Banco Master enviou bilhões à OWS em operações com cripto
O Banco Master voltou ao foco após sua relação com a One World Services (OWS), empresa brasileira de cripto investigada pela Polícia Federal por suspeita de lavagem de dinheiro. A instituição financeira, que passa por processo de liquidação, movimentou bilhões em repasses para a OWS durante a expansão de seus serviços de câmbio. A primeira menção a criptomoedas surge no centro do caso, já que as autoridades apontam uso de operações em nome de pessoas e empresas posteriormente condenadas.
O Banco Master enviou à OWS US$ 531 milhões entre dezembro de 2018 e abril de 2021. Esses repasses ocorreram quando o banco ainda atuava como Banco Máxima.
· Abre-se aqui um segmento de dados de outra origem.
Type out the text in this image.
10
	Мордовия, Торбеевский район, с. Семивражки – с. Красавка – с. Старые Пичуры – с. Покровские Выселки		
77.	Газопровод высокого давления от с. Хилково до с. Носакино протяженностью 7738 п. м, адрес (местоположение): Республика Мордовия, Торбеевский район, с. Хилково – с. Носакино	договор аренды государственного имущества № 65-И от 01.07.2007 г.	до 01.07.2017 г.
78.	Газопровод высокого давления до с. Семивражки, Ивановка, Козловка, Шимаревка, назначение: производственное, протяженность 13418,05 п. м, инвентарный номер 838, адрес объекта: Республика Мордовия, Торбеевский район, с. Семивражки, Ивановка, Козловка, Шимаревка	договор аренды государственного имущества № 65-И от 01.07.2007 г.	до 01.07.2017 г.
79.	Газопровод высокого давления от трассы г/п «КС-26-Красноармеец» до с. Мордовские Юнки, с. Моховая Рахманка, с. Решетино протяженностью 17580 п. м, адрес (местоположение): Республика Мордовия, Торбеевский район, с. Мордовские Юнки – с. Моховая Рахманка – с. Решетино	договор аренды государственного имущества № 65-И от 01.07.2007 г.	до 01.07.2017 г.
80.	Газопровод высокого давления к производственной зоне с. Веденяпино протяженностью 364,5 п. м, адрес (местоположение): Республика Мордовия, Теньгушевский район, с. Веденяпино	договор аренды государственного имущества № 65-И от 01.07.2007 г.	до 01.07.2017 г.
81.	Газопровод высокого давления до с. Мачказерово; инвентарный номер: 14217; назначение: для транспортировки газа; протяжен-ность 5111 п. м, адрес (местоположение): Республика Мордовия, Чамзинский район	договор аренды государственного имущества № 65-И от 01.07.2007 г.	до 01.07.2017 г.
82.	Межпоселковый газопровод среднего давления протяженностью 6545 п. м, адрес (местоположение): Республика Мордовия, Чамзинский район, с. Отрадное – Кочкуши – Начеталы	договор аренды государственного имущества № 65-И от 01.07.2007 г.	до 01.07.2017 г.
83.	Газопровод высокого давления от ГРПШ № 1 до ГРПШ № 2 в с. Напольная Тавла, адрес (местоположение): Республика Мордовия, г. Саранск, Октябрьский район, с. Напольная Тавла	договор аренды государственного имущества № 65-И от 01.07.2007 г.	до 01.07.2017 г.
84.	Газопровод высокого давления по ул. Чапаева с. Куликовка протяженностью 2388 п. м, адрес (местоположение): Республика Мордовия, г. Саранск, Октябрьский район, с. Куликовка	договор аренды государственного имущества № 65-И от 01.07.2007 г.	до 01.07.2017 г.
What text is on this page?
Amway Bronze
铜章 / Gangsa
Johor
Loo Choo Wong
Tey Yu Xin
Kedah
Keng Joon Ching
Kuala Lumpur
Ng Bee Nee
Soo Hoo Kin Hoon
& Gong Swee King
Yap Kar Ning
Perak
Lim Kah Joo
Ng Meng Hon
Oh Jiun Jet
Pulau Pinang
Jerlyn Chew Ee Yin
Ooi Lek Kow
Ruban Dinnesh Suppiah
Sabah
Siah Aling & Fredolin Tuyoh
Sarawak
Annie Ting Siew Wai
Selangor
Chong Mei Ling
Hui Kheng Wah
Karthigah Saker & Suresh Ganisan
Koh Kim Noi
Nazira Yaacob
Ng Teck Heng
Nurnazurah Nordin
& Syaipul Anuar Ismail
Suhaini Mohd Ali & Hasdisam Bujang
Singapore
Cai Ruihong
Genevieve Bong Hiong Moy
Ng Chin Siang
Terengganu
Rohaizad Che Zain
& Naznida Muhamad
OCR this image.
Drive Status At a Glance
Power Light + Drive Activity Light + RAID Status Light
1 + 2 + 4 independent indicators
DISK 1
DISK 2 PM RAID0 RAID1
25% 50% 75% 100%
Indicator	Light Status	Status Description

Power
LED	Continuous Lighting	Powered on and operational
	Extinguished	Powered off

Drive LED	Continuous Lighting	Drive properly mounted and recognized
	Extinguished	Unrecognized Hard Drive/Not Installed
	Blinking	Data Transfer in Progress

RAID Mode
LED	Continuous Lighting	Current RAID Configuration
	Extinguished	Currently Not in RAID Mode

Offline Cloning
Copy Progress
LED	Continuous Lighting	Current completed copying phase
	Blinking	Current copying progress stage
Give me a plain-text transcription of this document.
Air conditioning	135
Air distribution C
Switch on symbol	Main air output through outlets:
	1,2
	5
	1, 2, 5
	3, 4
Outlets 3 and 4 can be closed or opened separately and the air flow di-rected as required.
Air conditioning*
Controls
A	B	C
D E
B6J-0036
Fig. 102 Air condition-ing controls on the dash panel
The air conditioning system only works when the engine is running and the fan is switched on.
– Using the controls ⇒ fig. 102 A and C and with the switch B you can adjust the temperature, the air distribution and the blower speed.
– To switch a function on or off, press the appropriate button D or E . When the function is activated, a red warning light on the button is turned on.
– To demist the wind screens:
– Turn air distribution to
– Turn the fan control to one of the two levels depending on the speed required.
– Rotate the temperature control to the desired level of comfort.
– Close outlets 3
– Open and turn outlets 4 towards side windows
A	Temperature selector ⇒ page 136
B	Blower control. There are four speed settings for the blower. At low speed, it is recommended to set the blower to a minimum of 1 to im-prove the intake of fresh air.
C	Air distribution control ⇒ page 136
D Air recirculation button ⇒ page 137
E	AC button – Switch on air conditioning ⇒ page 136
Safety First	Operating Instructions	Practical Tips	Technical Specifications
Segundo a PF, as operações permitiram que a OWS comprasse bitcoins para terceiros sem apresentar toda a documentação exigida, algo que elevou o alerta das autoridades durante a análise do fluxo financeiro associado à empresa.
A OWS funcionava como uma mesa OTC de cripto, oferecendo negociações fora das corretoras tradicionais. Além disso, contas vinculadas ao Banco Master eram usadas para adquirir criptomoedas em nome de clientes cujo perfil não acompanhava os volumes transacionados. A PF afirma que documentos obrigatórios não foram apresentados na maior parte das operações examinadas.
Operações financeiras sob investigação
A suspeita sobre os repasses intensificou-se durante a Operação Colossus, deflagrada em 2022. A ação identificou movimentações estimadas em R$ 60 bilhões, parte delas ligada a transações com cripto. No caso do Banco Master, 331 operações foram registradas como aportes de capital de uma offshore da OWS em Miami. Porém, apenas 15 atas societárias foram entregues às autoridades, apesar da exigência de documentação específica para cada remessa.
A PF relatou ainda que as operações tiveram classificação como aumento de capital, o que reduziu o Imposto sobre Operações Financeiras a uma alíquota de 0,38%. Caso fossem caracterizadas como compra de ativos no exterior, o imposto seria de 1,1%. Além disso, investigadores identificaram atas com datas repetidas e documentos digitalizados em intervalos de poucos minutos, indicando possíveis irregularidades.
No entanto, outros bancos teriam adotado posições mais rígidas em relação à OWS. Instituições como Topázio e MS Bank encerraram relações comerciais após avaliarem a documentação apresentada. Fora do país, o UBS teria recusado a abertura de conta para o controlador da empresa, José Eduardo Froes Junior, por causa da atuação com cripto.
Conexões com o chamado criptoboy
A atuação da OWS também se relaciona ao corretor Dante Felipini, conhecido como criptoboy e condenado por lavagem de dinheiro. Segundo a investigação, Felipini enviou mais de R$ 700 milhões à empresa para compra de bitcoins em nome de terceiros ligados ao PCC. Parte desses valores teria sido direcionada a carteiras sancionadas por Israel por supostos vínculos com o Hezbollah, ponto parcialmente contestado pela defesa.
O Banco Master declarou que seu processo administrativo foi encerrado após acordo com o Banco Central, sem reconhecimento de irregularidades. Contudo, o valor da multa não foi revelado. Entretanto, Froes Junior não respondeu às tentativas de contato da imprensa. Em decisão anterior, a Justiça Federal rejeitou pedidos de prisão e apreensão de bens contra o executivo pela falta de provas de que ele tinha conhecimento da origem ilícita dos recursos envolvidos.
As investigações reforçam, de fato, que operações envolvendo criptomoedas e transações sem documentação adequada tiveram papel decisivo para aprofundar a apuração sobre o Banco Master e a OWS. Assim, inconsistências identificadas aceleraram a abertura de processos administrativos e ampliaram o alcance da Operação Colossus. Além disso, esses elementos intensificaram a fiscalização sobre atividades financeiras conectadas ao mercado de cripto. As revelações obtidas pela imprensa, que detalhou os repasses, contribuíram para dar maior visibilidade ao caso.